The plot is rather thin and consists mainly of the mad-cap antics you might find in a vintage Tom and Jerry cartoon. The cat and mouse games are interrupted only long enough to feature a couple of musical numbers, most notably with Lucille and the flea whom she has named Francoeur.
It wouldn’t be fair at all to attempt to compare the film with anything coming out of Pixar, of course. Still, I was rather impressed with the production design which often featured a Burtonesque style with spindly-legged characters. The limitations of the low budget aren’t as obvious as you might expect. The 3D work was actually quite natural, and it wasn’t very hard at all to get lost in the animation. There’s an almost stop-motion feel to the project that allows the budget limitations to actually contribute to the overall artistic style of the film. Characters moved smoothly, and the Paris backgrounds were rather impressive.
While this is primarily a French production, it is not entirely accurate to label it a traditional foreign film. It was directed by Bibo Bergeron who is no stranger to Hollywood projects. Both A Shark’s Tale and the Elton John-led Road To Eldorado are absolutely as mainstream as it comes. Voice actors include both French and English names. I’ve attached characters above to the English version. There you’ll find names like Jay Harrington and Danny Huston. Vanessa Paradis voices Lucille in both versions, which retains the integrity of the musical performances. The same is true for the limited vocals of our monster played by Mathieu Chedid on both versions.
It’s a strange tale, to be sure. I’m not sure it will resonate with American audiences. It is a rather inexpensive 3D title to add to your children’s library, but I don’t suspect it’s one they’ll be asking to watch over and over again. Maybe a good solid rental is exactly where this quaint little feature fits on a rainy day.
A Monster In Paris is presented in its original aspect ratio of 1.85:1. The 1080p 3D image is arrived at with an MVC codec at an average 20/10 mbps. The high-definition image presentation is pretty solid. I was particularly impressed with how lighting and shade works on this film. You see wonderfully accurate reflections in surfaces like a film can. Shadows are also very impressive here. Colors often pop and contain the vivid child-friendly shiny look. The 3D here is not gimmicky at all. It serves merely to enhance the immersive nature of your experience.

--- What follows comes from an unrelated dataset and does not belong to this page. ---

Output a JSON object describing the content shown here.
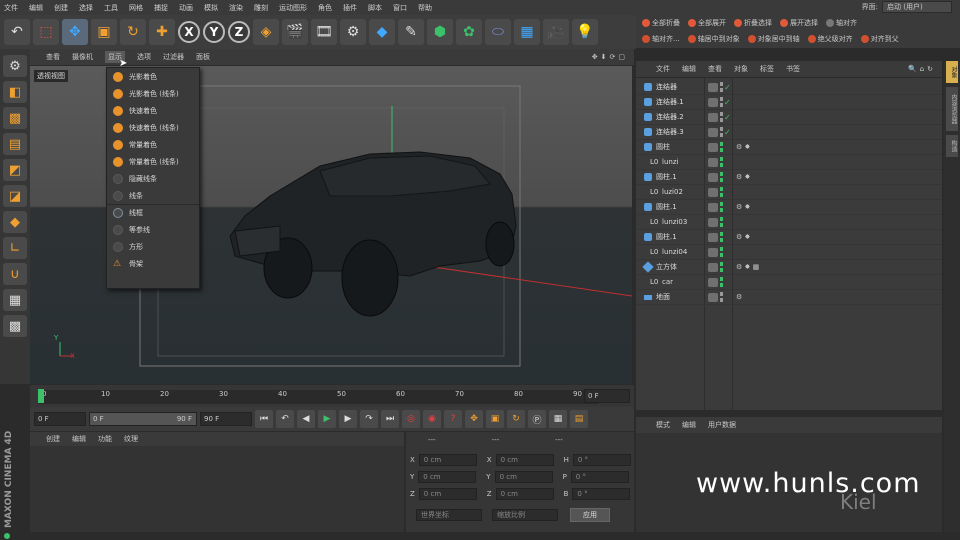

The DTS-HD Master Audio 5.1 is alive best in the musical numbers. I didn’t find the pieces to be exceptional compositions, but I did rather like the sound quality. There’s some acoustic guitar work that sounds simply amazing. Dialog is clear at all times. This isn’t a particularly aggressive surround mix. Still, there are some nice street sounds that filter in from time to time.
The film has a very short 87 minute running time, so that it manages to tell the simple story with its musical flourishes before it has time to lose our attention. The film certainly proves one point. Computer-generated animation features don’t need to be huge milestone productions. Today the technology is there for almost anyone to play with. That should lead to even more creativity on all levels of budget. “What’s so complicated?”